After the game, which UCONN won by 50 points, I saw in some media notes that UCONN is 290-8 all time on games televised by CPTV. That makes them kind of like the History channel. You can be pretty sure who's going to win at the end of the show.
On Sunday, UCONN had a rare, nationally televised game on CBS that I found some time to watch. Andrew wandered in and said - "oh basketball! Can I watch? Which one's Connecticut?" And to my delight, we sat and watched the game together, while I explained some of the subtler points, like the three-second rule and why some shots are more judicious than others.
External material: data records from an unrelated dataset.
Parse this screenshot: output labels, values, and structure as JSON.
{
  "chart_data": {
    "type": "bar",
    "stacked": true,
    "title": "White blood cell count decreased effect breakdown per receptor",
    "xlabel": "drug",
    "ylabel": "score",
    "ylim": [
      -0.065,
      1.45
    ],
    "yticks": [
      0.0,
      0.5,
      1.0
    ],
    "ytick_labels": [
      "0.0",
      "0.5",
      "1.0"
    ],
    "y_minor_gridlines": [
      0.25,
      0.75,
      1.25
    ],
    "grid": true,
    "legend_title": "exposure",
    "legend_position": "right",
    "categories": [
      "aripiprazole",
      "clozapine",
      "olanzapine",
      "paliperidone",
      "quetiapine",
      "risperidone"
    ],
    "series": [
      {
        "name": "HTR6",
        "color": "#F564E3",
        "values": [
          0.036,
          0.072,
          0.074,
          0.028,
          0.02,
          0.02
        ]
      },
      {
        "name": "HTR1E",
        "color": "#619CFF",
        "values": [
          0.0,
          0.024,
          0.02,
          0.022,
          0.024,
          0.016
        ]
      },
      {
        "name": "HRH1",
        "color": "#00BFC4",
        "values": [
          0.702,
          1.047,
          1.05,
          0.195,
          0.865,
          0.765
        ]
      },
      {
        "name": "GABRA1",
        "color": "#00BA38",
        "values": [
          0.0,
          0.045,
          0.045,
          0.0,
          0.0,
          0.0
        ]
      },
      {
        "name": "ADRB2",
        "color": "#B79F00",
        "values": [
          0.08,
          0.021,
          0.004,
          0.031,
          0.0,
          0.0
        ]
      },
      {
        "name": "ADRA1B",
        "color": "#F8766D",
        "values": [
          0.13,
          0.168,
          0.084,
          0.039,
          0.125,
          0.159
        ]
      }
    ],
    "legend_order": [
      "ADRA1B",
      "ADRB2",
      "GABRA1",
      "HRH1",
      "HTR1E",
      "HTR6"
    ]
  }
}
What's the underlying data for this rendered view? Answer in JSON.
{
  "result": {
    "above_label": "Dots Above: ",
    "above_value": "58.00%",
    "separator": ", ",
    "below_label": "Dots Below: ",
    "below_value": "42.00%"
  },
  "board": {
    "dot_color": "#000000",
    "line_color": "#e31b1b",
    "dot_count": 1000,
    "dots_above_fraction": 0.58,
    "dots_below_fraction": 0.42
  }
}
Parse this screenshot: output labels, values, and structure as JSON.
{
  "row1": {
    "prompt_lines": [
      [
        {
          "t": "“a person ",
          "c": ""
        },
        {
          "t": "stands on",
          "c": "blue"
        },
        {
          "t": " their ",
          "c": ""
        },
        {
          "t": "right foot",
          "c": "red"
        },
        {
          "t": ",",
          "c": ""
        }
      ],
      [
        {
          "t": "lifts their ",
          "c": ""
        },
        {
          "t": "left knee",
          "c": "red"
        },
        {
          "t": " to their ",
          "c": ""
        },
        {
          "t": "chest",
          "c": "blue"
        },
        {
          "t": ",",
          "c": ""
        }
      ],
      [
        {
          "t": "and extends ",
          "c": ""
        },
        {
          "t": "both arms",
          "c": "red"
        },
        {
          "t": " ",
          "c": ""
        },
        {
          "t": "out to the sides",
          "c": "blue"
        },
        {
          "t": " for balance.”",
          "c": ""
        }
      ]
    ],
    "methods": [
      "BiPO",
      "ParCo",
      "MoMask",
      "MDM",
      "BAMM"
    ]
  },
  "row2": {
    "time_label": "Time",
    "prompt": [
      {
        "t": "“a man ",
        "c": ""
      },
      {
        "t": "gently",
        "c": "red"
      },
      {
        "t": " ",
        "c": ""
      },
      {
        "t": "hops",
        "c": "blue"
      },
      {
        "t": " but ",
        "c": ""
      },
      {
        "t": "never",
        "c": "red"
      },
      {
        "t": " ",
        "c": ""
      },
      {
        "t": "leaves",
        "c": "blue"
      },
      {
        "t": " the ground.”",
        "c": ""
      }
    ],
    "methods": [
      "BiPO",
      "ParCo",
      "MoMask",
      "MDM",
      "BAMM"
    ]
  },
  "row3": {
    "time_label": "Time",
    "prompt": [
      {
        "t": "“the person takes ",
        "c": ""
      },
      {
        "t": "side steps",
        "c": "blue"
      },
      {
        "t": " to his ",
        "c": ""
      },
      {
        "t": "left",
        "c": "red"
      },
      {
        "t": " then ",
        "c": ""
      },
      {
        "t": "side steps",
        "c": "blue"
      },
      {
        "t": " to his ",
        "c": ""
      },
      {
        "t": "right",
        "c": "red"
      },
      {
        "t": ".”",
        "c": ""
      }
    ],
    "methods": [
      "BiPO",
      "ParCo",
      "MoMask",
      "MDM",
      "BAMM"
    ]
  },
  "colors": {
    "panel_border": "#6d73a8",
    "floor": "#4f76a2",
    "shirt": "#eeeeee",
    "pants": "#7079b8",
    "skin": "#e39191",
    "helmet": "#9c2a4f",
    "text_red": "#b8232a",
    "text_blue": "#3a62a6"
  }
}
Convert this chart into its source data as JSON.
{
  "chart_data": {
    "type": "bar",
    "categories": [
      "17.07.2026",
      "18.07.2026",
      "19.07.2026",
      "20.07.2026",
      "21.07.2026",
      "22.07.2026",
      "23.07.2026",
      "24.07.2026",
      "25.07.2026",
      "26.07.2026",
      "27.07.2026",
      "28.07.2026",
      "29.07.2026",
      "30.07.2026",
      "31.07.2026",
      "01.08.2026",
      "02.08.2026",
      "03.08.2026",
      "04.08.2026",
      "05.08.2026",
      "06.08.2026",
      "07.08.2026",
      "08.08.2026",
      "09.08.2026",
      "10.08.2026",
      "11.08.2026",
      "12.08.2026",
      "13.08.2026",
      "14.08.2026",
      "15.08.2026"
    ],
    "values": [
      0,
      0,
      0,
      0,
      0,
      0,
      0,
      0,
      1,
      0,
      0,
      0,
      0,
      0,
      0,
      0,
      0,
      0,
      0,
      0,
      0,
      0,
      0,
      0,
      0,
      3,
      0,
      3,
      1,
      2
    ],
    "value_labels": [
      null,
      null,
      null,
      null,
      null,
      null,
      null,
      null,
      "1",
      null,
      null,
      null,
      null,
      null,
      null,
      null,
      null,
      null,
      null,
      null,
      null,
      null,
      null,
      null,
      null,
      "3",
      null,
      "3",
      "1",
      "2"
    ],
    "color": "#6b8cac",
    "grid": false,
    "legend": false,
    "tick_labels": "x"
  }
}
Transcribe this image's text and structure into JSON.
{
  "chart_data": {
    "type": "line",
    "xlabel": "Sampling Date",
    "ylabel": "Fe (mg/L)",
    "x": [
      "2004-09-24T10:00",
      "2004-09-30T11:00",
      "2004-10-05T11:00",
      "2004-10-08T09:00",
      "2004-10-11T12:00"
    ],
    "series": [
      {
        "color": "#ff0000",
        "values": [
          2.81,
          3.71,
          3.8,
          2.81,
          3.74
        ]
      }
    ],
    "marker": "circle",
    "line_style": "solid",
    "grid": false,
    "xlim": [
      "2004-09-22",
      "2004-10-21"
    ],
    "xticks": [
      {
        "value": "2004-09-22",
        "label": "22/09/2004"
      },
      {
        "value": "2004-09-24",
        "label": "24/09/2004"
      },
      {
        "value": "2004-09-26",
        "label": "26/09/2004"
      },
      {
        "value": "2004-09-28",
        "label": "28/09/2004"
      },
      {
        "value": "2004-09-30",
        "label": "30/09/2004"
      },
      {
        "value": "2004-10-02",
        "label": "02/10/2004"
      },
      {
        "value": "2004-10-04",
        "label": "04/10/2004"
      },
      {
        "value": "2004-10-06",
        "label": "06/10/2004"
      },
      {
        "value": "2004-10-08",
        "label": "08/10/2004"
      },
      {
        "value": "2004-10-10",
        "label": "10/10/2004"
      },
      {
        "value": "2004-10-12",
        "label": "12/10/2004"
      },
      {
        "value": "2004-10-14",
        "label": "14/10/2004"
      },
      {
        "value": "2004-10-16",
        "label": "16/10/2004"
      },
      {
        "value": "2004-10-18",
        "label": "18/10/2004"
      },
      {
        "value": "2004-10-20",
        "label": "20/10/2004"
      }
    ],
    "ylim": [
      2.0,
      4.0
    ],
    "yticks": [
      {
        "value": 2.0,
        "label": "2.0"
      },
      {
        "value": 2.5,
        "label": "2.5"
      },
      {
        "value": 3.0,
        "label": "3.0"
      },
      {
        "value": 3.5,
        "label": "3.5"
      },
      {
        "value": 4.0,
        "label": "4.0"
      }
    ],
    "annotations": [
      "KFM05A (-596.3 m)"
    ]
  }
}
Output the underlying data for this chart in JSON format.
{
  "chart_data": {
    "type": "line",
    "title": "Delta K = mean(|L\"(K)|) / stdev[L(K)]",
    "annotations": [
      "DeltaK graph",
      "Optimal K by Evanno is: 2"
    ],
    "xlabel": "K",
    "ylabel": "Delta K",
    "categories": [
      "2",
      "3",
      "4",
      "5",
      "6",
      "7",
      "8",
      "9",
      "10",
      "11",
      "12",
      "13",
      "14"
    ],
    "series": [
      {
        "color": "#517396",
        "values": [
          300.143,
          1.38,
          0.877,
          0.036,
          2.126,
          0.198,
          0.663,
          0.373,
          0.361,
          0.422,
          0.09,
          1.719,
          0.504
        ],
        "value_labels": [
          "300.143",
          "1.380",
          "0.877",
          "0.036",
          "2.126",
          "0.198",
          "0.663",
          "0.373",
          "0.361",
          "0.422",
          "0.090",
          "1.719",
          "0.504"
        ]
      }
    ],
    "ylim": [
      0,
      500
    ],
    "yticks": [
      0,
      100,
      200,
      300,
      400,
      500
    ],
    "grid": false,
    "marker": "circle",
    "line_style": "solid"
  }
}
A commercial came on during a time-out. It showed a teenaged girl anxiously examining her reflection in a shop window. The voice-over said, "Itch you can't scratch? Not feeling like yourself? Fortunately, there's Vagisil Wipes!"
Andrew asked me, "What does THAT mean? Not feeling like yourself?" I told him not to worry about it. I really like UCONN women's basketball, but there's only so far I can take my enthusiasm.